Infer Meaning from Point Patterns with Nearest Neighbor Distances
Distance-based point pattern measurement, as in nearest neighbor algorithms, is useful for describing the second order effects inherent within a dataset — those effects caused by interactions between data points in a dataset. Most of the time, you probably wouldn’t know that your data points are influencing one another, but you can test for this kind of influence by using nearest neighbor distances to draw inferences from point patterns.
To illustrate the idea of second order effects within a dataset, consider a dataset that describes the spread of Ebola in Sierra Leone populations. Population density is definitely a risk factor for the spread of Ebola within the community, due to the fact that the disease is more likely to spread when infected people are in close proximity to non-infected people. The spread of Ebola is an effect that’s directly caused by interactions between “data points” — the individuals in an Ebola-affected population.
Average nearest neighbor algorithms calculate a descriptive index value that represents the average distance between a data point and its nearest neighbor. If the calculated index value is less than 1, then the data is said to show clustered patterning. If the index value is greater than 1, then the data is said to show dispersion patterning.

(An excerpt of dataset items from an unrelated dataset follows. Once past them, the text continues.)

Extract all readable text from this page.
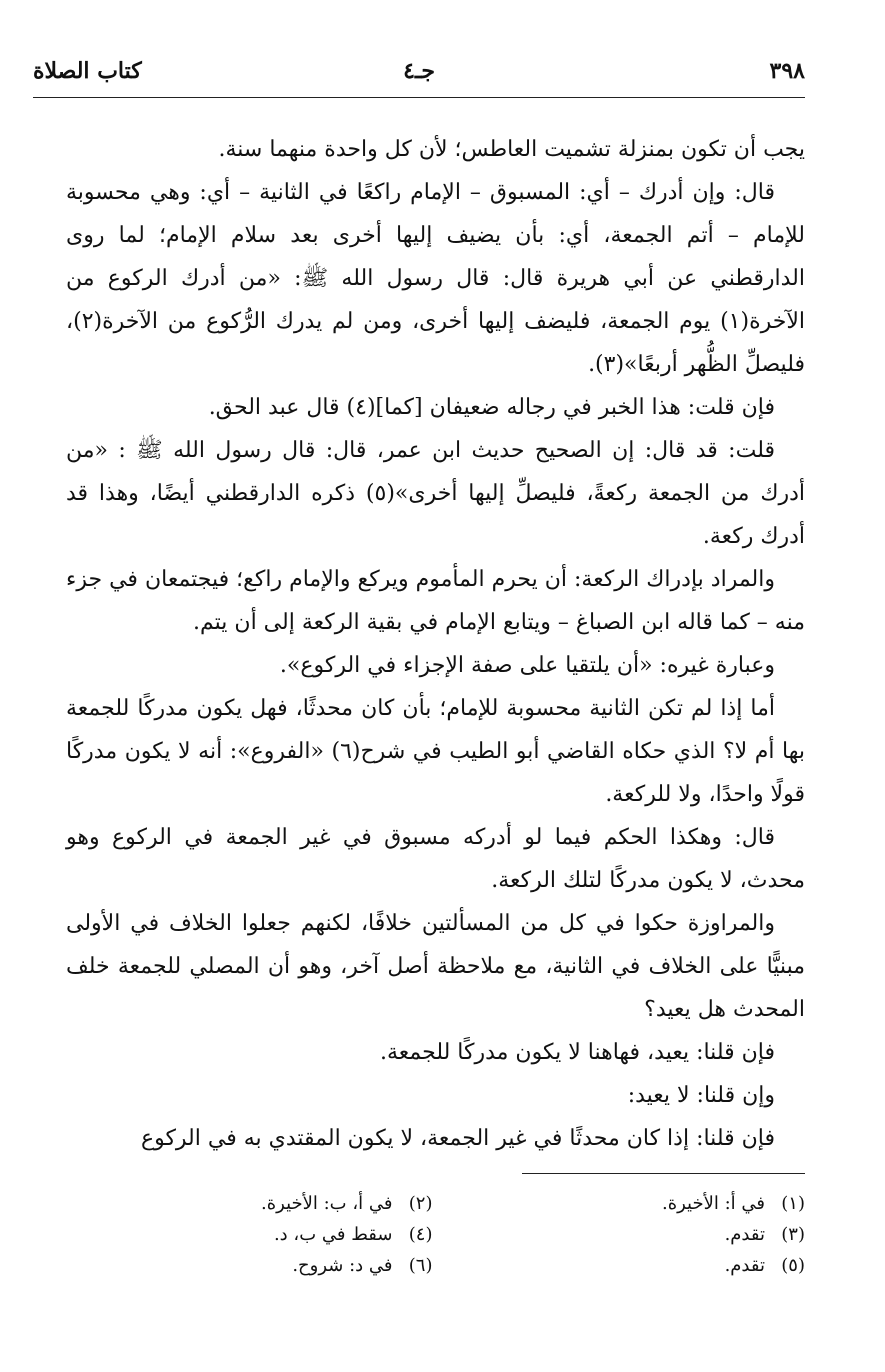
٣٩٨
جـ٤
كتاب الصلاة

يجب أن تكون بمنزلة تشميت العاطس؛ لأن كل واحدة منهما سنة.

قال: وإن أدرك – أي: المسبوق – الإمام راكعًا في الثانية – أي: وهي محسوبة للإمام – أتم الجمعة، أي: بأن يضيف إليها أخرى بعد سلام الإمام؛ لما روى الدارقطني عن أبي هريرة قال: قال رسول الله ﷺ: «من أدرك الركوع من الآخرة(١) يوم الجمعة، فليضف إليها أخرى، ومن لم يدرك الرُّكوع من الآخرة(٢)، فليصلِّ الظُّهر أربعًا»(٣).

فإن قلت: هذا الخبر في رجاله ضعيفان [كما](٤) قال عبد الحق.

قلت: قد قال: إن الصحيح حديث ابن عمر، قال: قال رسول الله ﷺ : «من أدرك من الجمعة ركعةً، فليصلِّ إليها أخرى»(٥) ذكره الدارقطني أيضًا، وهذا قد أدرك ركعة.

والمراد بإدراك الركعة: أن يحرم المأموم ويركع والإمام راكع؛ فيجتمعان في جزء منه – كما قاله ابن الصباغ – ويتابع الإمام في بقية الركعة إلى أن يتم.

وعبارة غيره: «أن يلتقيا على صفة الإجزاء في الركوع».

أما إذا لم تكن الثانية محسوبة للإمام؛ بأن كان محدثًا، فهل يكون مدركًا للجمعة بها أم لا؟ الذي حكاه القاضي أبو الطيب في شرح(٦) «الفروع»: أنه لا يكون مدركًا قولًا واحدًا، ولا للركعة.

قال: وهكذا الحكم فيما لو أدركه مسبوق في غير الجمعة في الركوع وهو محدث، لا يكون مدركًا لتلك الركعة.

والمراوزة حكوا في كل من المسألتين خلافًا، لكنهم جعلوا الخلاف في الأولى مبنيًّا على الخلاف في الثانية، مع ملاحظة أصل آخر، وهو أن المصلي للجمعة خلف المحدث هل يعيد؟

فإن قلنا: يعيد، فهاهنا لا يكون مدركًا للجمعة.

وإن قلنا: لا يعيد:

فإن قلنا: إذا كان محدثًا في غير الجمعة، لا يكون المقتدي به في الركوع

(١)في أ: الأخيرة.
(٢)في أ، ب: الأخيرة.
(٣)تقدم.
(٤)سقط في ب، د.
(٥)تقدم.
(٦)في د: شروح.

So how can you detect interactions between data points? You have to look at the patterns within the data. Clustered patterning indicates that there is some sort of interaction going on between the data points and that this interaction is causing an increase in average similarity values. The easiest way to understand this concept is to think of two oppositely charged magnets in close, proximate distance of one another. If you look at the descriptive index value for the magnets and see that it is less than 1, then you can even assume that the magnets are of the opposite charge — and thus attracting one another — just based on this index value alone.
In dispersion patterning, on the other hand, interaction between the data points causes a decrease in average similarity values. Going back to the magnets analogy, this time the two magnets repel one another. If you look at the descriptive index value for the magnets and see that it is greater than 1, then you can assume that the magnets are of like charge — and thus repelling one another.